OU SEJA, a tendência é normalizar AINDA MAIS ESSE TIPO DE COISA. Um outro lado que eu acho importante trazer nessa discussão é o mercado de influenciadores. Veja, fazendo uma comparação, ter influência na internet, é uma mistura de sorte com ter dinheiro para manter sua máquina de comunicação. O que não falta é gente influente desconhecida na internet, porque não basta conseguir os números, é preciso de alguma forma viralizar - isto é, de repente, ter seu conteúdo conhecido por todos mesmo de fora do seu nicho.

Acaba sendo uma economia baseada na sorte.

Temos o mercado de trabalho, que se informalizou demais, tornou a vida imprevisivel; Bet, loteria, jogo do bicho e a financeirização da economia, isto é, nossa economia cada vez mais se baseia em especulação, não em desenvolvimento material - num nível micro, estamos dizendo que é mais fácil ganhar dinheiro apostando numa loteria do que trabalhando, numa perspectiva macro, se movimenta mais dinheiro no capital especulativo do que no desenvolvimento das forças produtivas ; Nisso tudo, o que a internet trouxe à mesa, foi uma aceleração da informalidade, do empreendedorismo, um novo mercado de mídia, o mercado de influência, o mercado digital das compras digitais, etc, que é tão acelerado e incerto quanto a própria natureza da internet. O que temos aqui, meus caros ?

Uma coisa que é até uma frase clássica de Marx, “tudo que é sólido se desmancha no ar” - é exatamente nesse sentido que ele afirma que a economia capitalista se torna cada vez mais instável, as relações mais efêmeras, que as crises e bolhas econômicas se tornam mais constantes, as guerras imperialistas em nome da reprodução do capital tendem a aumentar, etc.
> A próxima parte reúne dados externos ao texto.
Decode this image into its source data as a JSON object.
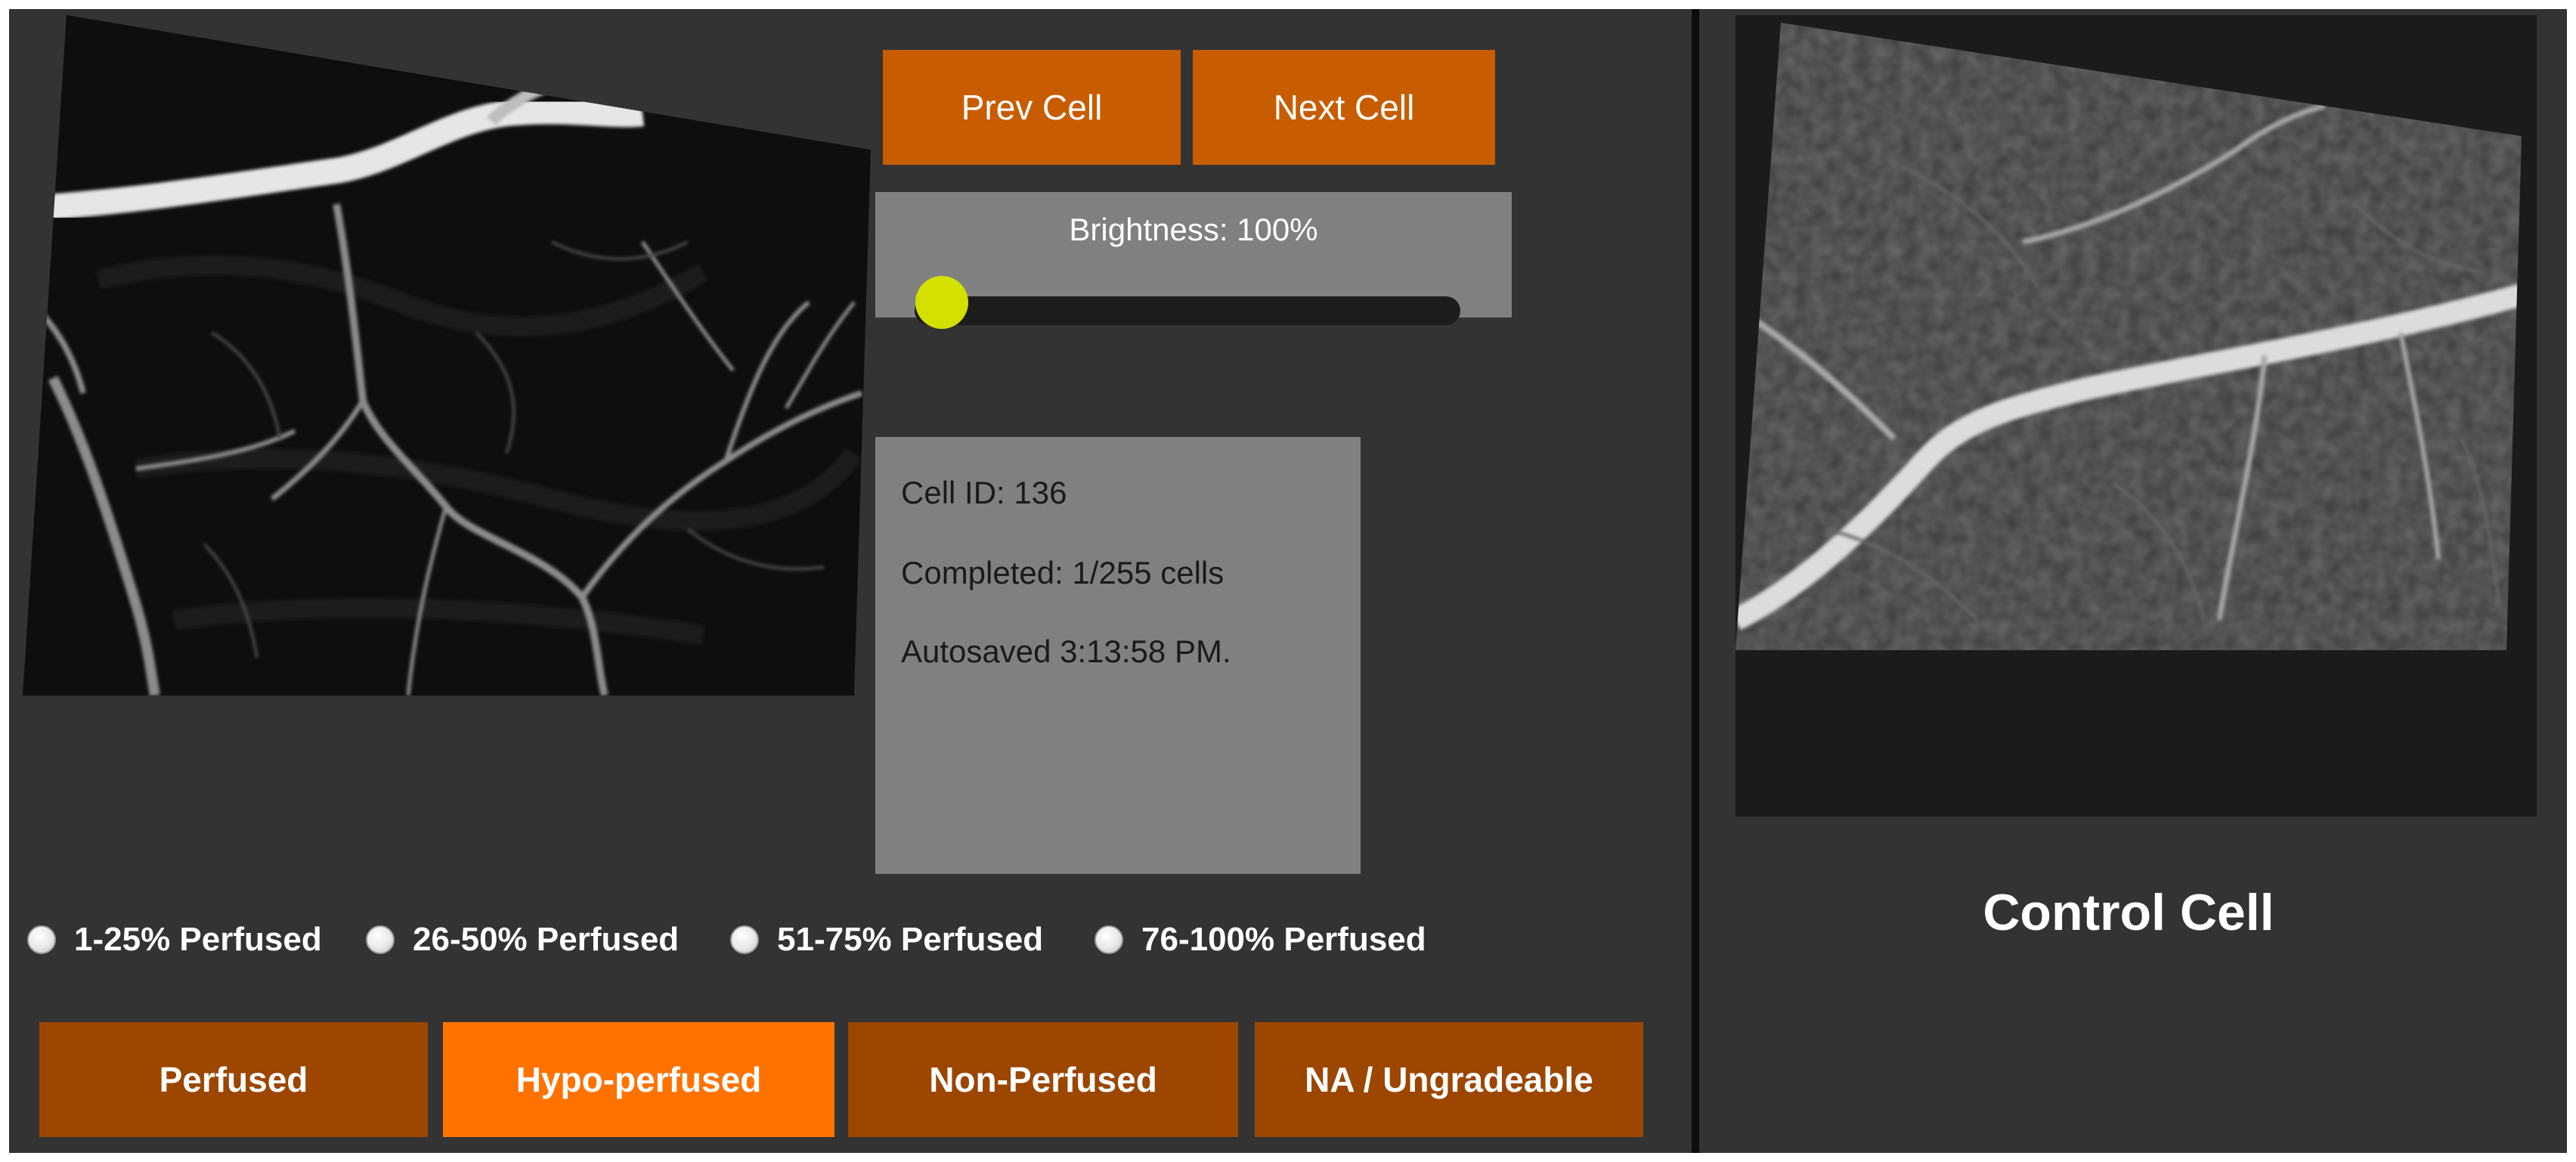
{
  "navigation": {
    "prev_label": "Prev Cell",
    "next_label": "Next Cell"
  },
  "brightness": {
    "label": "Brightness: 100%",
    "value_percent": 100,
    "thumb_fraction": 0.05,
    "thumb_color": "#d4e000"
  },
  "info": {
    "cell_id": "Cell ID: 136",
    "completed": "Completed: 1/255 cells",
    "autosaved": "Autosaved 3:13:58 PM."
  },
  "perfusion_options": [
    {
      "label": "1-25% Perfused"
    },
    {
      "label": "26-50% Perfused"
    },
    {
      "label": "51-75% Perfused"
    },
    {
      "label": "76-100% Perfused"
    }
  ],
  "grade_buttons": [
    {
      "label": "Perfused",
      "active": false
    },
    {
      "label": "Hypo-perfused",
      "active": true
    },
    {
      "label": "Non-Perfused",
      "active": false
    },
    {
      "label": "NA / Ungradeable",
      "active": false
    }
  ],
  "control": {
    "label": "Control Cell"
  },
  "colors": {
    "background": "#333333",
    "nav_button": "#c85c00",
    "grade_button": "#9c4600",
    "grade_button_active": "#ff7200",
    "panel": "#808080"
  }
}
Faltam 5 dias das eleições e com muito esforço eu fiquei um pouco longe de tudo. E tendo que voltar obrigatoriamente, até porque vou precisar votar, é meio deprimente como que não se resolve a questão eleitoral no Brasil. Se diz que as eleições são uma farsa, ao mesmo tempo que os partidos são basicamente voltados para campanhas políticas nas eleições; se diz que a institucionalidade é desnecessária, ao mesmo tempo, não se consegue construir nada que sequer seja próximo de suprir nossas necessidades materiais fora do olho do Estado.

Uma hora se invoca Gramsci e Althusser para dizer que devemos lutar por espaços nas instituições; Outra, até num impulso meio anarquista, de que se deve construir movimentos fora das instituições. E veja, eu realmente não vejo nenhum movimento se decidindo qual caminho tomar ou com uma perspectiva clara do que é preciso fazer. É engraçado que a falta de direção é generalizada, nem o próprio Estado brasileiro sabe o que quer de si. Essa mesma desorganização vemos nas instituições públicas. 

Talvez por isso a gente tenha tanta gente tentando se tornar profeta, ninguém sabe para onde ir e qualquer um que diga que sabe alguma coisa do que fazer (mesmo sem provar nada) já é melhor do que ficar sem direção nenhuma.